粘蛋白型 O-聚糖是细胞表面蛋白上最丰富和最复杂的翻译后修饰(PTM)之一,控制着造血细胞的黏附、迁移和运输。目前,开发针对 O-聚糖功能的靶向方法仍处于早期阶段。在几种方法中,带有 N-硫代糖基(Ac5GalNTGc,1)部分的乙酰基 N-酰基-D-半乳糖胺衍生物等具有独特化学官能团的小分子成为了关键工具。本文中,我们发现通过 N-乙酰-D-半乳糖胺(GalNAc)补救途径代谢携带 N-硫代糖基(Ac5GalNTGc,1)部分的乙酰基 N-酰基-D-半乳糖胺衍生物,但不能代谢 N-糖基(Ac5GalNGc,2)和 N-乙酰基(Ac4GalNAc,3),可导致 Jurkat 细胞 MAL-II 和 PNA 表位缺失。对 Jurkat 细胞中甲基化 O-聚糖的质谱分析证实,存在大量复杂的 O-聚糖(唾液酸-T 和二唾液酸-T),而这些 O-聚糖在 1 处理后受到抑制。
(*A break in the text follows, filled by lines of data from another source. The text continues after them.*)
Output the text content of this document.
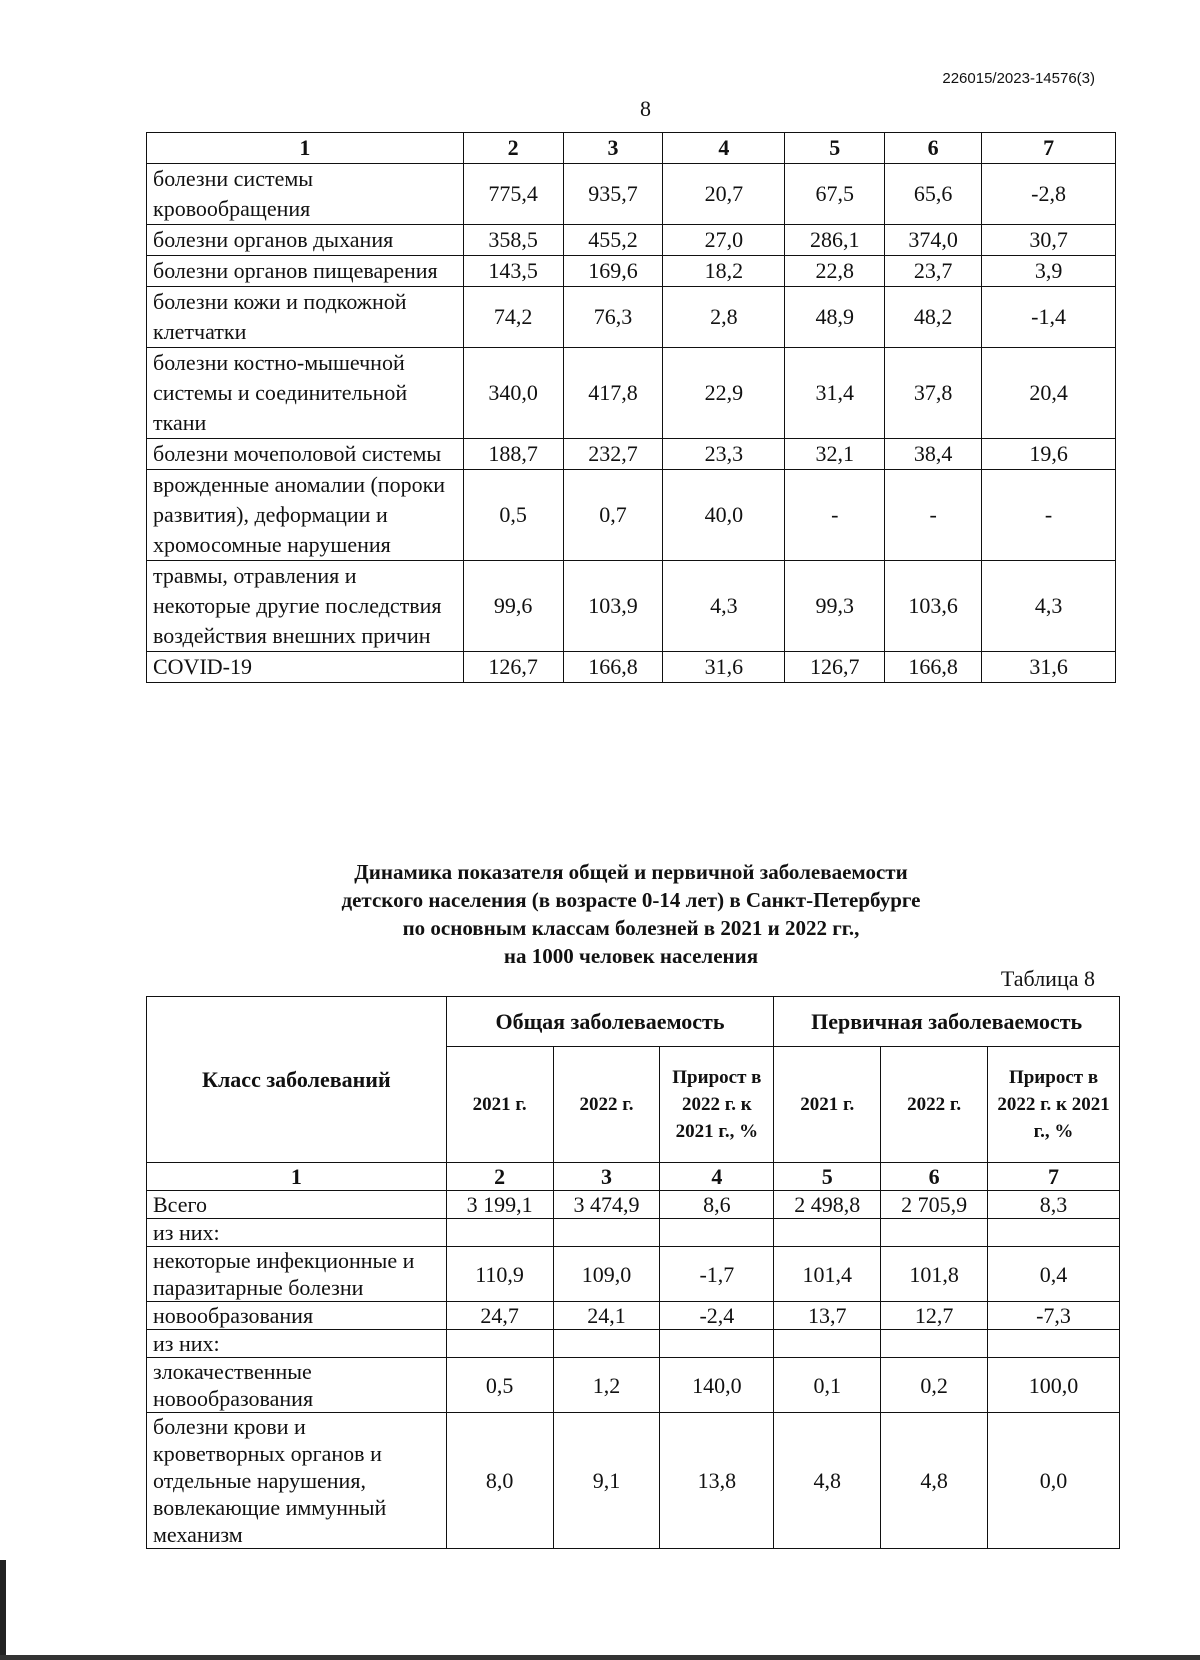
226015/2023-14576(3)
8
1	2	3	4	5	6	7
болезни системы кровообращения	775,4	935,7	20,7	67,5	65,6	-2,8
болезни органов дыхания	358,5	455,2	27,0	286,1	374,0	30,7
болезни органов пищеварения	143,5	169,6	18,2	22,8	23,7	3,9
болезни кожи и подкожной клетчатки	74,2	76,3	2,8	48,9	48,2	-1,4
болезни костно-мышечной системы и соединительной ткани	340,0	417,8	22,9	31,4	37,8	20,4
болезни мочеполовой системы	188,7	232,7	23,3	32,1	38,4	19,6
врожденные аномалии (пороки развития), деформации и хромосомные нарушения	0,5	0,7	40,0	-	-	-
травмы, отравления и некоторые другие последствия воздействия внешних причин	99,6	103,9	4,3	99,3	103,6	4,3
COVID-19	126,7	166,8	31,6	126,7	166,8	31,6
Динамика показателя общей и первичной заболеваемости
детского населения (в возрасте 0-14 лет) в Санкт-Петербурге
по основным классам болезней в 2021 и 2022 гг.,
на 1000 человек населения
Таблица 8
Класс заболеваний	Общая заболеваемость			Первичная заболеваемость		
	2021 г.	2022 г.	Прирост в 2022 г. к 2021 г., %	2021 г.	2022 г.	Прирост в 2022 г. к 2021 г., %
1	2	3	4	5	6	7
Всего	3 199,1	3 474,9	8,6	2 498,8	2 705,9	8,3
из них:						
некоторые инфекционные и паразитарные болезни	110,9	109,0	-1,7	101,4	101,8	0,4
новообразования	24,7	24,1	-2,4	13,7	12,7	-7,3
из них:						
злокачественные новообразования	0,5	1,2	140,0	0,1	0,2	100,0
болезни крови и кроветворных органов и отдельные нарушения, вовлекающие иммунный механизм	8,0	9,1	13,8	4,8	4,8	0,0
1 以依赖巯基的方式显著降低富含 O-聚糖的细胞表面抗原 CD43 的 O-糖基化。相比之下,CD45 糖型的影响则较为轻微。通过免疫沉淀的 CD43-myc/FLAG 的硫醇选择性迈克尔加成反应证实了 1 的直接代谢掺入。在机制上,未乙酰化的 N-(3-乙酰硫代丙酰基)(4)、N-(4-乙酰硫代丁酰基)(5)和 N-甲基硫代乙酰基(6)半乳糖胺衍生物、N-硫代糖基-D-葡萄糖胺(7,1 的 C-4 差向异构体)和α-O-苄基 2-乙酰氨基-2-脱氧-D-半乳糖吡喃糖苷(8)对 CD43 糖型无影响,这证实了游离巯基和半乳糖胺部分对于抑制粘蛋白型 O-聚糖的关键要求。在多种造血细胞中,1 对 CD43 糖型也表现出类似但又不同的作用。开发能够以抗原选择性和细胞类型选择性方式改变聚糖模式的小分子可能为理解聚糖的生物学功能提供途径。